Alberto se lanzó a la rama y cayó al suelo. Tuve miedo de que la rama se partiese, pero no se partió. Frida estaría al llegar, aunque puede que estuviera esperando a que se fueran casi todos los invitados para darme el baño. Así que cuando rocé la rama con los dedos la agarré como pude y con mis pocas fuerzas me colgué, me balanceé y en esos pocos segundos sentí que se me estiraba el cuerpo, las articulaciones, las vértebras y fue muy agradable, pero al caer, Alberto no pudo sujetarme a tiempo y me hice daño en el costado y me entró el pánico.
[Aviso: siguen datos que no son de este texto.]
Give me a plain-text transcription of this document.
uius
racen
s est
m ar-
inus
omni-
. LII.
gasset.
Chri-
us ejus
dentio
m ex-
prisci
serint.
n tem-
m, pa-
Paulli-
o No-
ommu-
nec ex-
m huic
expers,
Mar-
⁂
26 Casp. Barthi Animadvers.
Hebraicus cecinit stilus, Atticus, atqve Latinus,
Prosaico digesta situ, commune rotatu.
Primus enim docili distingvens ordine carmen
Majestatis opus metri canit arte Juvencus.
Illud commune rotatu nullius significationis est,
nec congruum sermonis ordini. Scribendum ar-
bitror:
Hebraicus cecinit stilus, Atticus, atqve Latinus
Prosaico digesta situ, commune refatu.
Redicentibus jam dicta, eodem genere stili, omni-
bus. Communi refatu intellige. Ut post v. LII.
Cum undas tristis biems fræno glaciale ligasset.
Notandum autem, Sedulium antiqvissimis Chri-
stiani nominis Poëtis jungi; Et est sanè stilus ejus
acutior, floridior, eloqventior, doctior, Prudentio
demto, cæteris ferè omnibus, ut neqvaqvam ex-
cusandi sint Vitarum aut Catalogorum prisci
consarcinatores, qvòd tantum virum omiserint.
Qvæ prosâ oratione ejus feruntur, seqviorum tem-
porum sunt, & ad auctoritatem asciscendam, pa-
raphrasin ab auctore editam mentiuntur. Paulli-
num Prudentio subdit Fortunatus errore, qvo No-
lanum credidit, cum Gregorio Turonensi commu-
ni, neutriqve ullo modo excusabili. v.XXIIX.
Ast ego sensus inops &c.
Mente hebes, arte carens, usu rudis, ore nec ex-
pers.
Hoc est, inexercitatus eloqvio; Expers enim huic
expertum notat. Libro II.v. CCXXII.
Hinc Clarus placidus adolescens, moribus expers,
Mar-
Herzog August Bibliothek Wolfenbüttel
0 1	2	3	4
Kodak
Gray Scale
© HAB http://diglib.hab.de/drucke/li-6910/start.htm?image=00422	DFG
Alberto actuó deprisa, colocó mi brazo izquierdo alrededor de su cuello y me cogió por la cintura. Me llevaba en vilo. Salimos rápidamente. Había aparcado el coche un poco lejos y hasta que llegamos allí fui arrepintiéndome dolorosamente de todo lo que había hecho, no me habría importado si sólo me hubiese puesto en peligro a mí misma, pero había involucrado a un ser inocente que se suponía que yo tenía que proteger.
Entramos en el hospital y después de explicar Alberto a una enfermera tras un mostrador que tenía fiebre, quizá gripe, que estaba embarazada y que me había caído, nos hicieron esperar en una salita. A los cinco minutos Alberto dijo que tenía que marcharse pero que no me preocupara por nada porque aquí me cuidarían y que volvería en cuanto pudiese. Entonces cerré los ojos y todo comenzó a dar vueltas.